A converted .rst file for this resource strings would look similar to this in a .po file:

#: lazarusidestrconsts.dlfmousesimpleguttersect
msgid "Gutter"
msgstr ""
#: lazarusidestrconsts.dlgaddhiattrgroupgutter
msgid "Gutter"
msgstr ""
etc.

Where the lines starting with "#: " are considered comments and the tools used to translate this entries see the repeated msgid "Gutter" lines like duplicated entries and produce errors or warnings on loading or saving. Duplicate entries are considered a normal eventuality on .po files and they need to have some context attached to them. The msgctxt keyword is used to add context to duplicated entries and the automatic update tool use the entry ID (the text next to "#: " prefix) as the context, for the previous example it would produce something like this:

#: lazarusidestrconsts.dlfmousesimpleguttersect
msgctxt "lazarusidestrconsts.dlfmousesimpleguttersect"
msgid "Gutter"
msgstr ""
#: lazarusidestrconsts.dlgaddhiattrgroupgutter
msgctxt "lazarusidestrconsts.dlgaddhiattrgroupgutter"
msgid "Gutter"
msgstr ""
etc.

On translated .xx.po files the automatic tool does one additional check: if the duplicated entry was already translated, the new entry gets the old translation, so it appears like being translated automatically.

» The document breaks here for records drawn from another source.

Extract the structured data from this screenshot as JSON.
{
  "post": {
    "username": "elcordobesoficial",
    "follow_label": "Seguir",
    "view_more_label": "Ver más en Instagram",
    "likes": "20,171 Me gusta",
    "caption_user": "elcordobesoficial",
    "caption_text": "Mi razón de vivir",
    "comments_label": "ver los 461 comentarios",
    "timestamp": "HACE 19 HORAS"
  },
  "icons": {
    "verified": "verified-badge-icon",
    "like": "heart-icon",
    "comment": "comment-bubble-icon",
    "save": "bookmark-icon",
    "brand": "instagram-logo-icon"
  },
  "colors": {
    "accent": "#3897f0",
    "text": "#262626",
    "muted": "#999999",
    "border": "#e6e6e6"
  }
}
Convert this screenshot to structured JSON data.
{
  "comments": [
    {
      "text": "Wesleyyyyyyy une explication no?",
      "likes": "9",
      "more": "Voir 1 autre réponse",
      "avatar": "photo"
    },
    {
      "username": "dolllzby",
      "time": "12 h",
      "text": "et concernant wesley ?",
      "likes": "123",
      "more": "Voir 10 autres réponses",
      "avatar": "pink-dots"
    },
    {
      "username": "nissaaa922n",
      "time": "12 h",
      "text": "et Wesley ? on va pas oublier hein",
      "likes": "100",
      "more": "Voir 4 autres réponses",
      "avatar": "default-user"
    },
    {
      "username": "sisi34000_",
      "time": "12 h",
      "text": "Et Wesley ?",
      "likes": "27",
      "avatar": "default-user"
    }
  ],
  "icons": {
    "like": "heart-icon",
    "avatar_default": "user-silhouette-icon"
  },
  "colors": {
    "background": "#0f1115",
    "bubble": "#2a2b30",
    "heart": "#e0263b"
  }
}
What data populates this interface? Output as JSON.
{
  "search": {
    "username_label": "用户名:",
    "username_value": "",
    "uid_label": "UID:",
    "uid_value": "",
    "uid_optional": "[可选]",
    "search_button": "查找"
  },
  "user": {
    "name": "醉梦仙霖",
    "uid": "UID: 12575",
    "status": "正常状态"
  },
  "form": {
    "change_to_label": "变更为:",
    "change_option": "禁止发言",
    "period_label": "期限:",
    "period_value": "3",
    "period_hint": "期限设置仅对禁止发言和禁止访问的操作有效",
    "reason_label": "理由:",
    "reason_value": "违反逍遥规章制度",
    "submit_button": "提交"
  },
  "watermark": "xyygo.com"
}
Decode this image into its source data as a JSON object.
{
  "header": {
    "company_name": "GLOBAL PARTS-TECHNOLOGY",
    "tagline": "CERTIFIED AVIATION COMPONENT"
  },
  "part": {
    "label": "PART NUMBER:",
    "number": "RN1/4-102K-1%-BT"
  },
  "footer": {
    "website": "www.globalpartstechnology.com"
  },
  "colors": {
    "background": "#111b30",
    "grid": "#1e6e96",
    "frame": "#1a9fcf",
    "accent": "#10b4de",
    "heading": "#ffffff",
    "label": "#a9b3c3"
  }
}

The automatic detection of duplicates is not yet perfect, duplicate detection is made as items are added to the list and it may happen that some untranslated entries are read first. So it may take several passes to get all duplicates automatically translated by the tool.

Fuzzy entries

Changes in resource strings affect translations, for example if initially a resource string was defined like:

dlgEdColor = 'Syntax highlight';

this would produce a .po entry similar to this

#: lazarusidestrconsts.dlgedcolor
msgid "Syntax highlight"
msgstr ""

which if translated to Spanish (this sample was taken from lazarus history), may result in

#: lazarusidestrconsts.dlgedcolor
msgid "Syntax highlight"
msgstr "Color"

Suppose then that at a later time, the resource string has been changed to

  dlgEdColor = 'Colors';

the resulting .po entry may become

#: lazarusidestrconsts.dlgedcolor
msgid "Colors"
msgstr ""

Note that while the ID remained the same lazarusidestrconsts.dlgedcolor the string has changed from 'Syntax highlight' to 'Colors'. As the string was already translated the old translation may not match the new meaning. Indeed, for the new string probably 'Colores' may be a better translation. The automatic update tool notices this situation and produces an entry like this:

#: lazarusidestrconsts.dlgedcolor
#, fuzzy
#| msgid "Syntax highlight"
msgctxt "lazarusidestrconsts.dlgedcolor"
msgid "Colors"
msgstr "Color"

In terms of .po file format, the "#," prefix means the entry has a flag (fuzzy) and translator programs may present a special GUI to the translator user for this item. In this case, the flag would mean that the translation in its current state is doubtful and needs to be reviewed more carefully by translator. The "#|" prefix indicates what was the previous untranslated string of this entry and gives the translator a hint why the entry was marked as fuzzy.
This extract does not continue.